The knowledge that I own a second home outside the U.S. is also a source of great comfort to me and my family. That’s a feeling you can share with me…and 2017 is the year to do it.
Why You Should Invest in Foreign Real Estate this Year
I can think of three good reasons why 2017 should be the year you consider investing in foreign real estate:
1. Foreign real estate is one of the safest and most reliable forms of wealth preservation out there. Lots of things can happen to stocks, bonds, currencies, and commodities, but land and housing are always in demand.
2. You don’t have to report foreign property owned in your own name (i.e. not via an LLC or other vehicle) under the Foreign Account Tax Compliance Act (FATCA). That makes it last in line for the wealth confiscators.
3. Foreign real estate is the ultimate escape plan…a place to go if the time comes. My South African property checks all three boxes, and I’m happy as a clam.
I ended up owning South African property for unique reasons that wouldn’t apply to everyone. Chances are if I were starting out today, I’d look to own foreign real estate in the South American nation of Uruguay. Excellent residential property in Montevideo, the seaside capital city, can be had for as little as $100,000, where residential rental yields are from 6% to 8%. And Uruguay is one of the most immigrant-friendly countries on earth, with strict financial and personal privacy laws.

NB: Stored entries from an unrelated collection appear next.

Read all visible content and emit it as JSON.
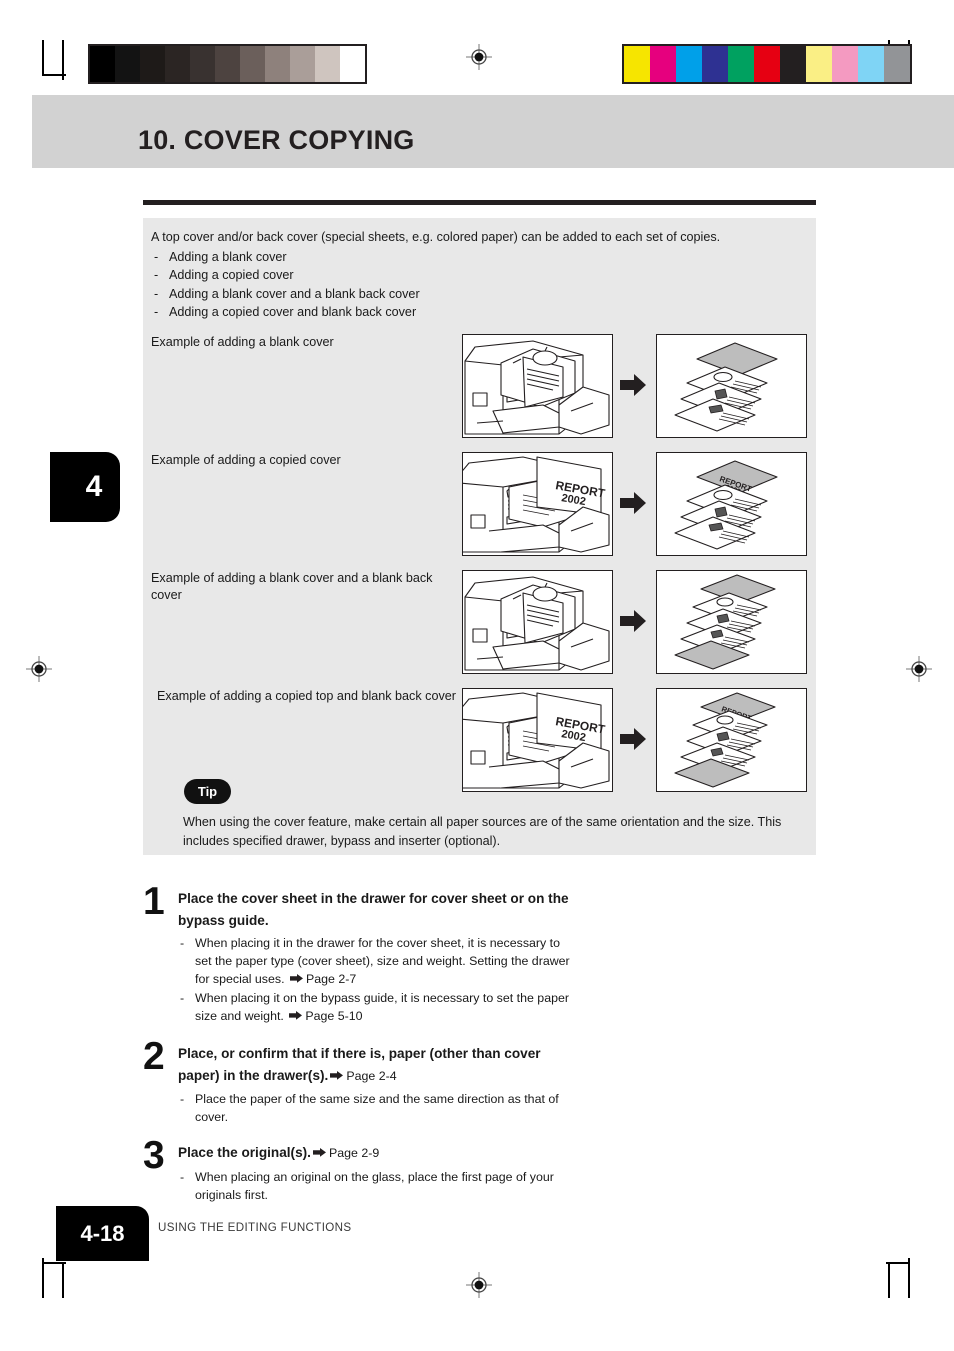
{
  "header": {
    "title": "10. COVER COPYING"
  },
  "chapter": {
    "tab_number": "4"
  },
  "intro": {
    "lead": "A top cover and/or back cover (special sheets, e.g. colored paper) can be added to each set of copies.",
    "dash": "-",
    "bullets": [
      "Adding a blank cover",
      "Adding a copied cover",
      "Adding a blank cover and a blank back cover",
      "Adding a copied cover and blank back cover"
    ]
  },
  "examples": [
    {
      "label": "Example of adding a blank cover",
      "before_icon": "copier-with-originals-illustration",
      "arrow_icon": "right-arrow-icon",
      "after_icon": "stack-blank-top-cover-illustration",
      "cover_text": ""
    },
    {
      "label": "Example of adding a copied cover",
      "before_icon": "copier-with-report-original-illustration",
      "arrow_icon": "right-arrow-icon",
      "after_icon": "stack-copied-top-cover-illustration",
      "cover_text": "REPORT 2002"
    },
    {
      "label": "Example of adding a blank cover and a blank back cover",
      "before_icon": "copier-with-originals-illustration",
      "arrow_icon": "right-arrow-icon",
      "after_icon": "stack-blank-top-and-back-cover-illustration",
      "cover_text": ""
    },
    {
      "label": "Example of adding a copied top and blank back cover",
      "before_icon": "copier-with-report-original-illustration",
      "arrow_icon": "right-arrow-icon",
      "after_icon": "stack-copied-top-blank-back-cover-illustration",
      "cover_text": "REPORT 2002"
    }
  ],
  "tip": {
    "badge": "Tip",
    "text": "When using the cover feature, make certain all paper sources are of the same orientation and the size. This includes specified drawer, bypass and inserter (optional)."
  },
  "steps": [
    {
      "number": "1",
      "heading": "Place the cover sheet in the drawer for cover sheet or on the bypass guide.",
      "page_ref": "",
      "dash": "-",
      "bullets": [
        {
          "text": "When placing it in the drawer for the cover sheet, it is necessary to set the paper type (cover sheet), size and weight. Setting the drawer for special uses.",
          "page_ref": "Page 2-7"
        },
        {
          "text": "When placing it on the bypass guide, it is necessary to set the paper size and weight.",
          "page_ref": "Page 5-10"
        }
      ]
    },
    {
      "number": "2",
      "heading": "Place, or confirm that if there is, paper (other than cover paper) in the drawer(s).",
      "page_ref": "Page 2-4",
      "dash": "-",
      "bullets": [
        {
          "text": "Place the paper of the same size and the same direction as that of cover.",
          "page_ref": ""
        }
      ]
    },
    {
      "number": "3",
      "heading": "Place the original(s).",
      "page_ref": "Page 2-9",
      "dash": "-",
      "bullets": [
        {
          "text": "When placing an original on the glass, place the first page of your originals first.",
          "page_ref": ""
        }
      ]
    }
  ],
  "footer": {
    "page_number": "4-18",
    "section": "USING THE EDITING FUNCTIONS"
  },
  "print_marks": {
    "grayscale_bar": [
      "#000000",
      "#131313",
      "#1e1a18",
      "#2b2523",
      "#393230",
      "#4d4340",
      "#6b5f5b",
      "#8e817c",
      "#aa9e99",
      "#cfc5bf",
      "#ffffff"
    ],
    "color_bar": [
      "#f6e500",
      "#e6007e",
      "#00a0e9",
      "#2e3192",
      "#00a160",
      "#e60012",
      "#231f20",
      "#faef85",
      "#f49ac1",
      "#7fd4f5",
      "#929497"
    ]
  }
}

Purchasing property in Uruguay is simple and cheap. The transaction would cost you about $8,000 per $100,000 in property purchased. You’d pay property tax of 0.25% per annum. If you sell the property, capital gains tax would be 12% under current law.
Protection in More Ways Than One
Given extensive (and frankly, invasive) reporting requirements to the IRS and the U.S. Treasury Department, it is critical to own financial assets that aren’t reportable—and therefore, not factored into your net worth.

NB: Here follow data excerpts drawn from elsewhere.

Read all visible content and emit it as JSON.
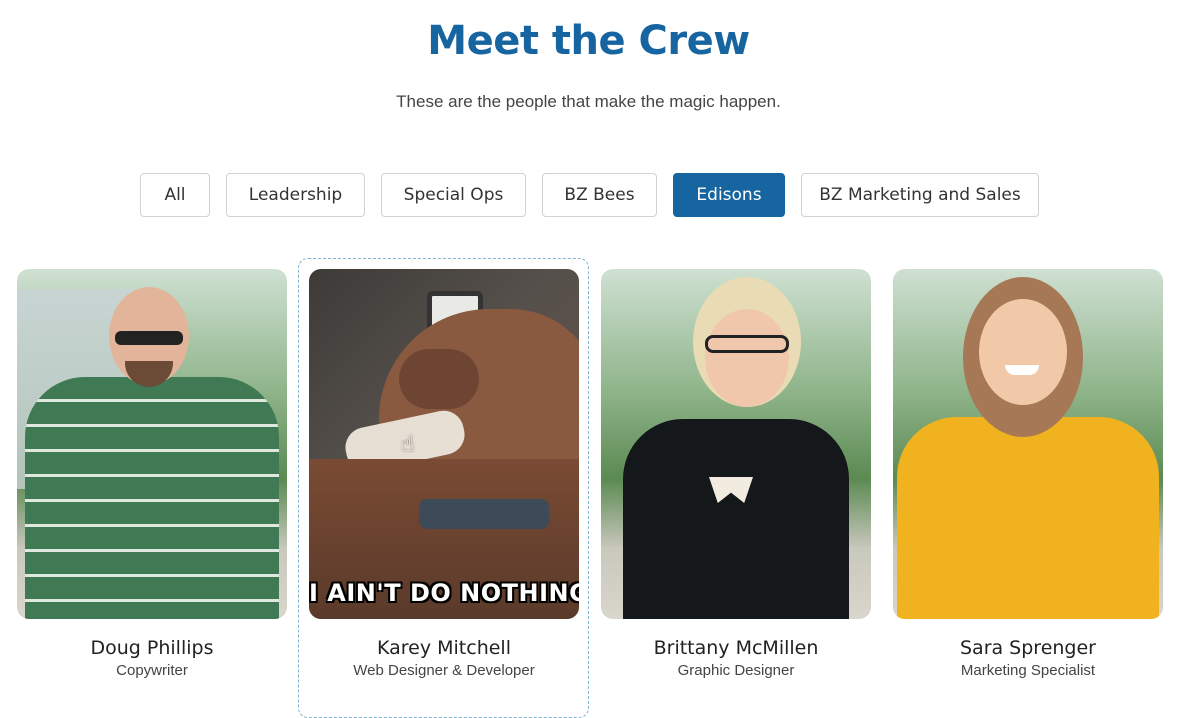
{
  "header": {
    "title": "Meet the Crew",
    "subtitle": "These are the people that make the magic happen."
  },
  "filters": [
    {
      "label": "All",
      "active": false
    },
    {
      "label": "Leadership",
      "active": false
    },
    {
      "label": "Special Ops",
      "active": false
    },
    {
      "label": "BZ Bees",
      "active": false
    },
    {
      "label": "Edisons",
      "active": true
    },
    {
      "label": "BZ Marketing and Sales",
      "active": false
    }
  ],
  "team": [
    {
      "name": "Doug Phillips",
      "role": "Copywriter",
      "photo": "portrait-photo"
    },
    {
      "name": "Karey Mitchell",
      "role": "Web Designer & Developer",
      "photo": "dog-gif",
      "photo_caption": "I AIN'T DO NOTHING"
    },
    {
      "name": "Brittany McMillen",
      "role": "Graphic Designer",
      "photo": "portrait-photo"
    },
    {
      "name": "Sara Sprenger",
      "role": "Marketing Specialist",
      "photo": "portrait-photo"
    }
  ],
  "colors": {
    "accent": "#1765a0",
    "border": "#cfd3d6"
  }
}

If you open a financial account overseas and have more than $10,000 in it at any time during the year, you have to report it on your annual income tax form. Same goes for your interest in any foreign investment fund, corporation, LLC, trust or other entity.
Armed with this information, the government will know how much you’ve got and where to go when the time comes to rob you, no matter where your money is around the globe.
But because foreign real estate isn’t a “specified foreign financial asset” under U.S. tax law, you don’t have to report it at all.
Like gold or gems in a vault in Montreal, artwork in a Swiss duty-free warehouse, or stamps in a safe deposit box in Guernsey, foreign land could be your own little—and perfectly legal—secret. It’s a way to park your wealth in a place and form that can’t be touched by the government under current U.S. law.
Simply, it’s a no-brainer. With all that’s going on in the U.S. today, make 2017 the year you go beyond resolutions…to action. Owning foreign real estate is one of the simplest and safest ways of securing your future and your wealth.